Some animal experiments turned out that high Z elements such as iodinated contrast agent, heavy elements (i.e. gold nanoparticles) and platinum-based chemotherapy can lead to dose enhancement and long survival time in high-grade glioma in a combination of high fractionation of radiation.59–61 Based on those optimistic results of pre-clinical studies, SSRT may have the probability of curing radiation refractory brain tumors, such as high-grade gliomas. A phase I clinical trial has been suggested to assess the safety and possible therapeutic effectiveness of convection-enhanced delivery of carboplatin in patients with recurring glioblastomas, and ultimately a phase II trial of carboplatin in grouping with radiation therapy, dose comparison showed that SSRT can give enhanced results than other techniques providing Iodine>2 mg·mL-1.62 Prior to SSRT is executed into the clinic, the necessities for radiation dose monitoring, safety systems, fast shutters, and patient positioning stage have to be fulfilled.
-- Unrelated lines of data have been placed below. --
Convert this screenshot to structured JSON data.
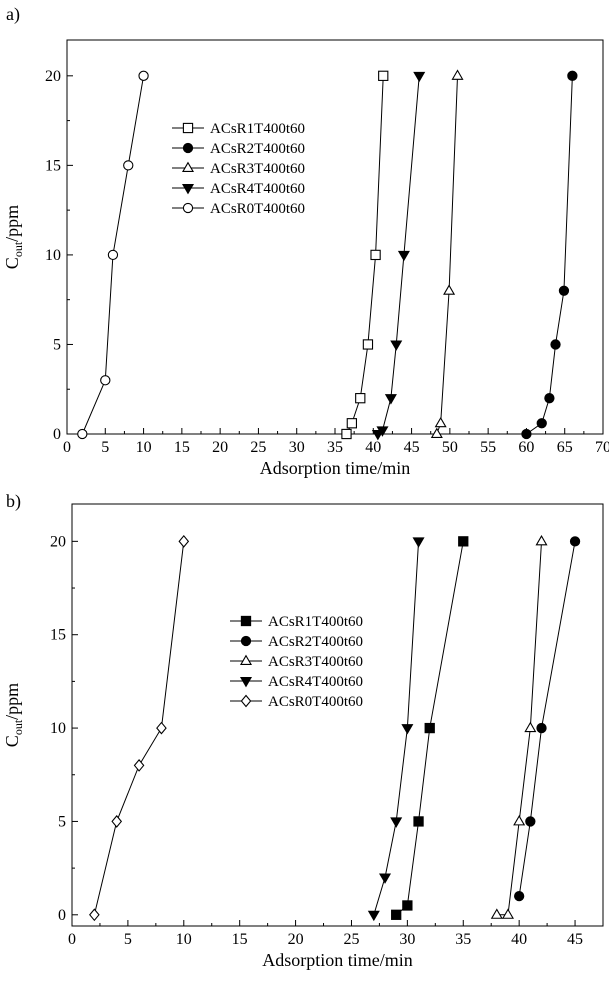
{
  "chart_data": [
    {
      "type": "line",
      "panel_label": "a)",
      "xlabel": "Adsorption time/min",
      "ylabel_main": "C",
      "ylabel_sub": "out",
      "ylabel_unit": "/ppm",
      "xlim": [
        0,
        70
      ],
      "ylim": [
        0,
        22
      ],
      "xticks": [
        0,
        5,
        10,
        15,
        20,
        25,
        30,
        35,
        40,
        45,
        50,
        55,
        60,
        65,
        70
      ],
      "yticks": [
        0,
        5,
        10,
        15,
        20
      ],
      "legend_position": "top-left",
      "series": [
        {
          "name": "ACsR1T400t60",
          "marker": "square-open",
          "x": [
            36.5,
            37.2,
            38.3,
            39.3,
            40.3,
            41.3
          ],
          "y": [
            0,
            0.6,
            2,
            5,
            10,
            20
          ]
        },
        {
          "name": "ACsR2T400t60",
          "marker": "circle-filled",
          "x": [
            60,
            62,
            63,
            63.8,
            64.9,
            66
          ],
          "y": [
            0,
            0.6,
            2,
            5,
            8,
            20
          ]
        },
        {
          "name": "ACsR3T400t60",
          "marker": "triangle-up-open",
          "x": [
            48.3,
            48.8,
            49.9,
            51
          ],
          "y": [
            0,
            0.6,
            8,
            20
          ]
        },
        {
          "name": "ACsR4T400t60",
          "marker": "triangle-down-filled",
          "x": [
            40.6,
            41.2,
            42.3,
            43,
            44,
            46
          ],
          "y": [
            0,
            0.2,
            2,
            5,
            10,
            20
          ]
        },
        {
          "name": "ACsR0T400t60",
          "marker": "circle-open",
          "x": [
            2,
            5,
            6,
            8,
            10
          ],
          "y": [
            0,
            3,
            10,
            15,
            20
          ]
        }
      ]
    },
    {
      "type": "line",
      "panel_label": "b)",
      "xlabel": "Adsorption time/min",
      "ylabel_main": "C",
      "ylabel_sub": "out",
      "ylabel_unit": "/ppm",
      "xlim": [
        0,
        47.5
      ],
      "ylim": [
        -0.6,
        22
      ],
      "xticks": [
        0,
        5,
        10,
        15,
        20,
        25,
        30,
        35,
        40,
        45
      ],
      "yticks": [
        0,
        5,
        10,
        15,
        20
      ],
      "legend_position": "top-center",
      "series": [
        {
          "name": "ACsR1T400t60",
          "marker": "square-filled",
          "x": [
            29,
            30,
            31,
            32,
            35
          ],
          "y": [
            0,
            0.5,
            5,
            10,
            20
          ]
        },
        {
          "name": "ACsR2T400t60",
          "marker": "circle-filled",
          "x": [
            40,
            41,
            42,
            45
          ],
          "y": [
            1,
            5,
            10,
            20
          ]
        },
        {
          "name": "ACsR3T400t60",
          "marker": "triangle-up-open",
          "x": [
            38,
            39,
            40,
            41,
            42
          ],
          "y": [
            0,
            0,
            5,
            10,
            20
          ]
        },
        {
          "name": "ACsR4T400t60",
          "marker": "triangle-down-filled",
          "x": [
            27,
            28,
            29,
            30,
            31
          ],
          "y": [
            0,
            2,
            5,
            10,
            20
          ]
        },
        {
          "name": "ACsR0T400t60",
          "marker": "diamond-open",
          "x": [
            2,
            4,
            6,
            8,
            10
          ],
          "y": [
            0,
            5,
            8,
            10,
            20
          ]
        }
      ]
    }
  ]
}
The handling protocol at ESRF has considered the following issues.63 Initially, the location and size of the tumor are defined by X-ray CT and MRI, while X-ray SR-CT imaging at the ESRF is also necessary for correct positioning of the patient following the treatment planning. Afterwards, a support needed for a precise transfer of the tumor coordinates. Then, the patient is translated and/or rotated with great precision during the treatment, and the radiation dose is monitored. Any deviation from the prescribed doses and treatment protocol will trigger closing of fast shutters and/or trip the storage ring. The doses received by the tumor and healthy tissues were calculated by using Monte Carlo simulations (PENELOPE code) to estimate the possible risks. With the dose enhancement factors determined in different situations, a scheme for the dose escalation in the various phases of the clinical trials has been proposed.64

Conclusion

The development of innovative facilities of synchrotron radiation in the world is increasing rapidly. Synchrotron radiation has demonstrated to have a number of advantages in terms of physical and biological features. This shows possibilities to be applied in the treatment of various types of cancer. Radio-resistant cancer like gliomas and untreatable brain tumor of children could be the targets of SSRT, MRT or PAT can be used for the management of tumors like lung cancer, liver cancer etc. within a short time of duration. Because the tumor frequently moves during fractionated irradiation owing to respiration movement. Along with the SR-based radiotherapy clinical trials carried out around the world, synchrotron radiation would produce as an outstanding radiation source which may motivate the researchers towards the development of inimitable treatment of cancers clinically for settings of today.

Acknowledgements

None.

Conflict of interest

Author's have no conflict of interest in the content of this review article.